In all VC++ up to x64 msvc v19.20 with /std:c++latest, this compiles:

#include <iostream>
#include <vector>
#include <functional>

using T = tl::function_ref<int(const std::vector<int>)>;

void foo (const T& func) {
    std::cout << "Result is " << func({12}); //42
}

int main ()
{

int z = 12;
auto f = [&](const std::vector<int> i) { return i[0]*z; };
foo((T&) (f));

}

But not this:

#include <iostream>
#include <vector>
#include <functional>

using T = tl::function_ref<int(const std::vector<int>)>;

void foo (const T& func) {
    std::cout << "Result is " << func({12}); //42
}

int main ()
{

int z = 12;
auto f = [&](const std::vector<int> i) { return i[0]*z; };
foo(f);
}

Also works if one replaces vector with, say, int.

#include <iostream>
#include <vector>
#include <functional>

using T = tl::function_ref<int(int)>;

void foo (const T& func) {
    std::cout << "Result is " << func({12}); //42
}

int main ()
{

int z = 12;
auto f = [&](int i) { return i*z; };
foo(f);

}
Quuxplusone commented 5 years ago

@flexorx, you do have a couple of unrelated bugs in your usage of function_ref:

(1) You should pass function_ref by value, not by const-reference. (See my various blog posts on pass-by-value for cheap "parameter" types here.)

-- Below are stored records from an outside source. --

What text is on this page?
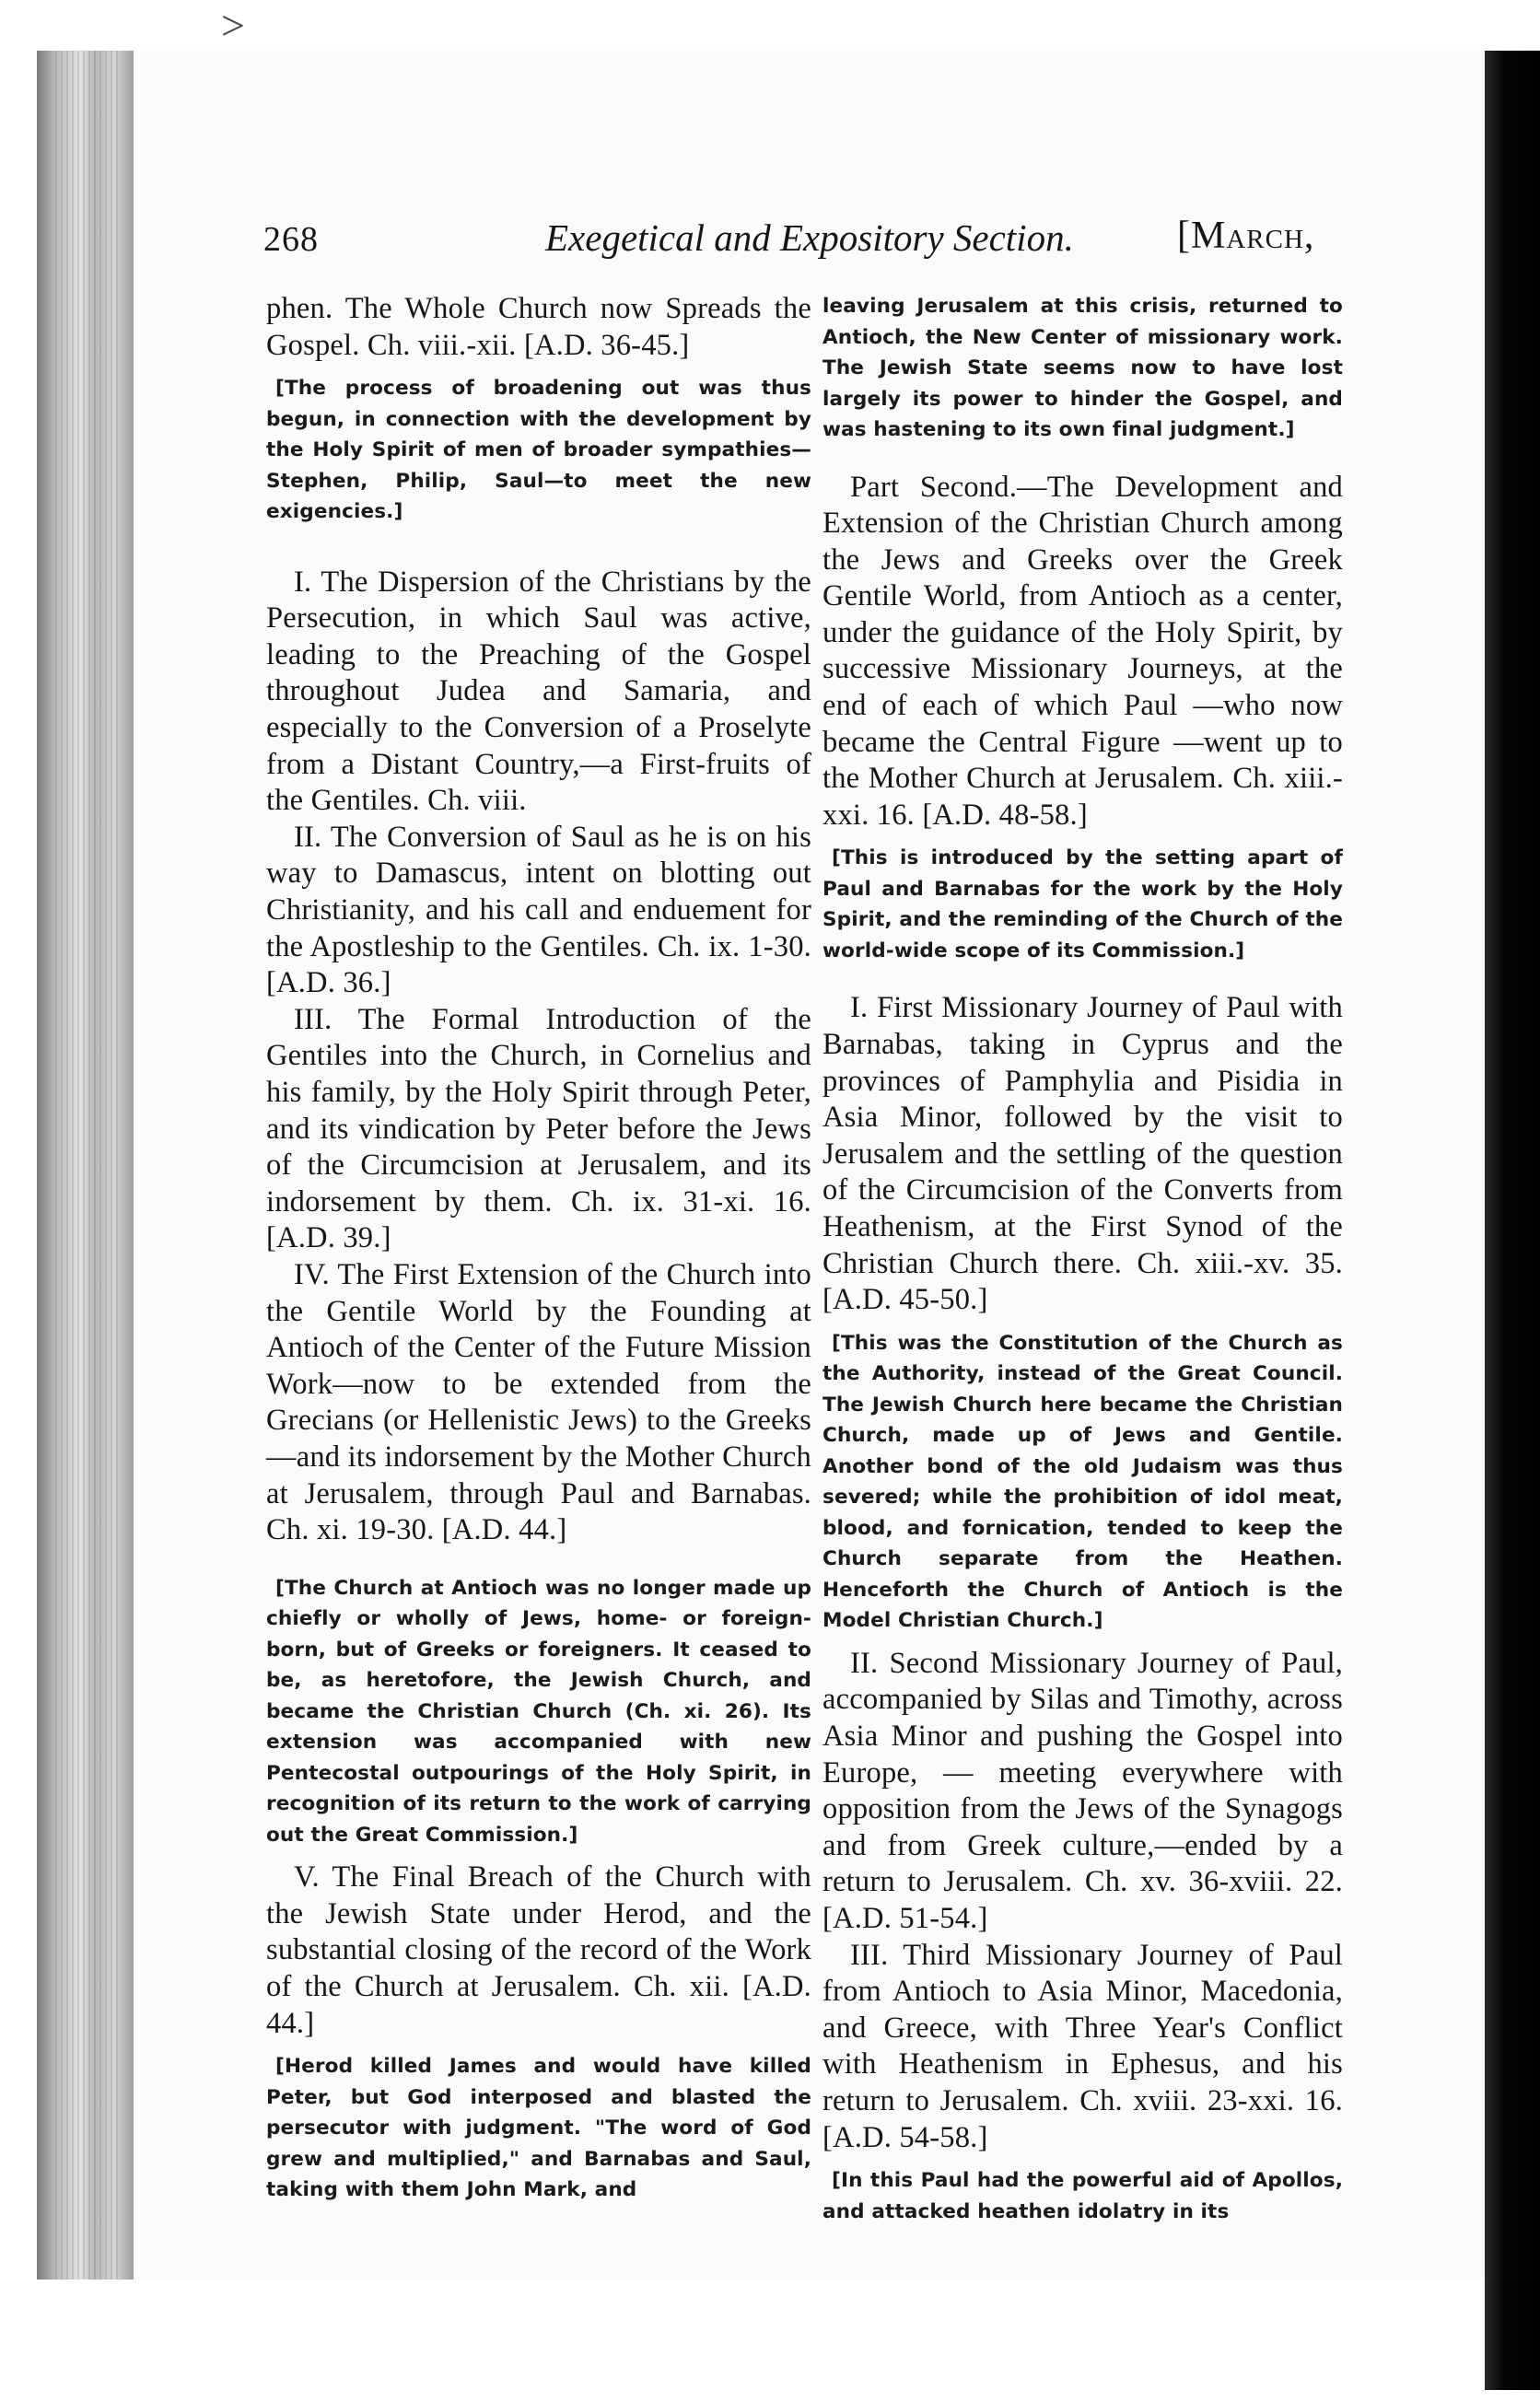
>
268	Exegetical and Expository Section.	[March,

phen. The Whole Church now Spreads the Gospel. Ch. viii.-xii. [A.D. 36-45.]

[The process of broadening out was thus begun, in connection with the development by the Holy Spirit of men of broader sympathies—Stephen, Philip, Saul—to meet the new exigencies.]

I. The Dispersion of the Christians by the Persecution, in which Saul was active, leading to the Preaching of the Gospel throughout Judea and Samaria, and especially to the Conversion of a Proselyte from a Distant Country,—a First-fruits of the Gentiles. Ch. viii.

II. The Conversion of Saul as he is on his way to Damascus, intent on blotting out Christianity, and his call and enduement for the Apostleship to the Gentiles. Ch. ix. 1-30. [A.D. 36.]

III. The Formal Introduction of the Gentiles into the Church, in Cornelius and his family, by the Holy Spirit through Peter, and its vindication by Peter before the Jews of the Circumcision at Jerusalem, and its indorsement by them. Ch. ix. 31-xi. 16. [A.D. 39.]

IV. The First Extension of the Church into the Gentile World by the Founding at Antioch of the Center of the Future Mission Work—now to be extended from the Grecians (or Hellenistic Jews) to the Greeks—and its indorsement by the Mother Church at Jerusalem, through Paul and Barnabas. Ch. xi. 19-30. [A.D. 44.]

[The Church at Antioch was no longer made up chiefly or wholly of Jews, home- or foreign-born, but of Greeks or foreigners. It ceased to be, as heretofore, the Jewish Church, and became the Christian Church (Ch. xi. 26). Its extension was accompanied with new Pentecostal outpourings of the Holy Spirit, in recognition of its return to the work of carrying out the Great Commission.]

V. The Final Breach of the Church with the Jewish State under Herod, and the substantial closing of the record of the Work of the Church at Jerusalem. Ch. xii. [A.D. 44.]

[Herod killed James and would have killed Peter, but God interposed and blasted the persecutor with judgment. "The word of God grew and multiplied," and Barnabas and Saul, taking with them John Mark, and

leaving Jerusalem at this crisis, returned to Antioch, the New Center of missionary work. The Jewish State seems now to have lost largely its power to hinder the Gospel, and was hastening to its own final judgment.]

Part Second.—The Development and Extension of the Christian Church among the Jews and Greeks over the Greek Gentile World, from Antioch as a center, under the guidance of the Holy Spirit, by successive Missionary Journeys, at the end of each of which Paul —who now became the Central Figure —went up to the Mother Church at Jerusalem. Ch. xiii.-xxi. 16. [A.D. 48-58.]

[This is introduced by the setting apart of Paul and Barnabas for the work by the Holy Spirit, and the reminding of the Church of the world-wide scope of its Commission.]

I. First Missionary Journey of Paul with Barnabas, taking in Cyprus and the provinces of Pamphylia and Pisidia in Asia Minor, followed by the visit to Jerusalem and the settling of the question of the Circumcision of the Converts from Heathenism, at the First Synod of the Christian Church there. Ch. xiii.-xv. 35. [A.D. 45-50.]

[This was the Constitution of the Church as the Authority, instead of the Great Council. The Jewish Church here became the Christian Church, made up of Jews and Gentile. Another bond of the old Judaism was thus severed; while the prohibition of idol meat, blood, and fornication, tended to keep the Church separate from the Heathen. Henceforth the Church of Antioch is the Model Christian Church.]

II. Second Missionary Journey of Paul, accompanied by Silas and Timothy, across Asia Minor and pushing the Gospel into Europe, — meeting everywhere with opposition from the Jews of the Synagogs and from Greek culture,—ended by a return to Jerusalem. Ch. xv. 36-xviii. 22. [A.D. 51-54.]

III. Third Missionary Journey of Paul from Antioch to Asia Minor, Macedonia, and Greece, with Three Year's Conflict with Heathenism in Ephesus, and his return to Jerusalem. Ch. xviii. 23-xxi. 16. [A.D. 54-58.]

[In this Paul had the powerful aid of Apollos, and attacked heathen idolatry in its
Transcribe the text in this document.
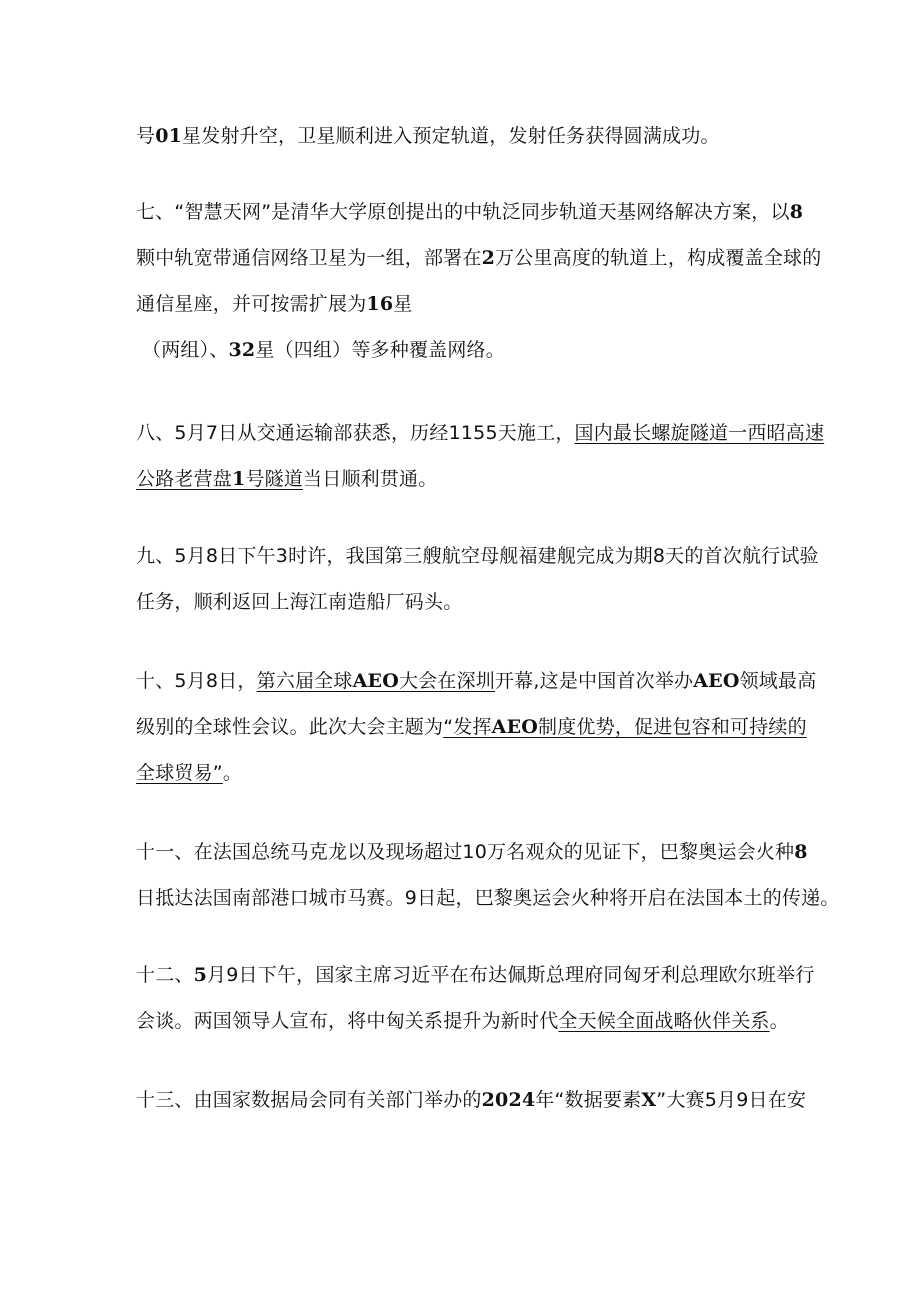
号01星发射升空，卫星顺利进入预定轨道，发射任务获得圆满成功。
七、“智慧天网”是清华大学原创提出的中轨泛同步轨道天基网络解决方案，以8
颗中轨宽带通信网络卫星为一组，部署在2万公里高度的轨道上，构成覆盖全球的
通信星座，并可按需扩展为16星
（两组）、32星（四组）等多种覆盖网络。
八、5月7日从交通运输部获悉，历经1155天施工，国内最长螺旋隧道一西昭高速
公路老营盘1号隧道当日顺利贯通。
九、5月8日下午3时许，我国第三艘航空母舰福建舰完成为期8天的首次航行试验
任务，顺利返回上海江南造船厂码头。
十、5月8日，第六届全球AEO大会在深圳开幕,这是中国首次举办AEO领域最高
级别的全球性会议。此次大会主题为“发挥AEO制度优势，促进包容和可持续的
全球贸易”。
十一、在法国总统马克龙以及现场超过10万名观众的见证下，巴黎奥运会火种8
日抵达法国南部港口城市马赛。9日起，巴黎奥运会火种将开启在法国本土的传递。
十二、5月9日下午，国家主席习近平在布达佩斯总理府同匈牙利总理欧尔班举行
会谈。两国领导人宣布，将中匈关系提升为新时代全天候全面战略伙伴关系。
十三、由国家数据局会同有关部门举办的2024年“数据要素X”大赛5月9日在安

(2) You should pass vector by value or by const-reference, but never ever by "const value"! See my blog post "Const is a Contract". This goes for both the signature of function_ref<int(const vector<int>)> and the signature of f itself.

However, fixing this issues won't help your MSVC compilation problem here. The problem is related to namespace std itself! https://godbolt.org/z/-acFsP

@TartanLlama, here's the issue: an unqualified ADL call to invoke hidden in your detail namespace.

template <class F, class... Us>
struct invoke_result_impl<
    F, decltype(invoke(std::declval<F>(), std::declval<Us>()...), void()),
    Us...> {
  using type = decltype(invoke(std::declval<F>(), std::declval<Us>()...));
};

Those two instances of invoke should be tl::detail::invoke, not ADL invoke.

In general, when you're writing library code, every unqualified function call is a bug.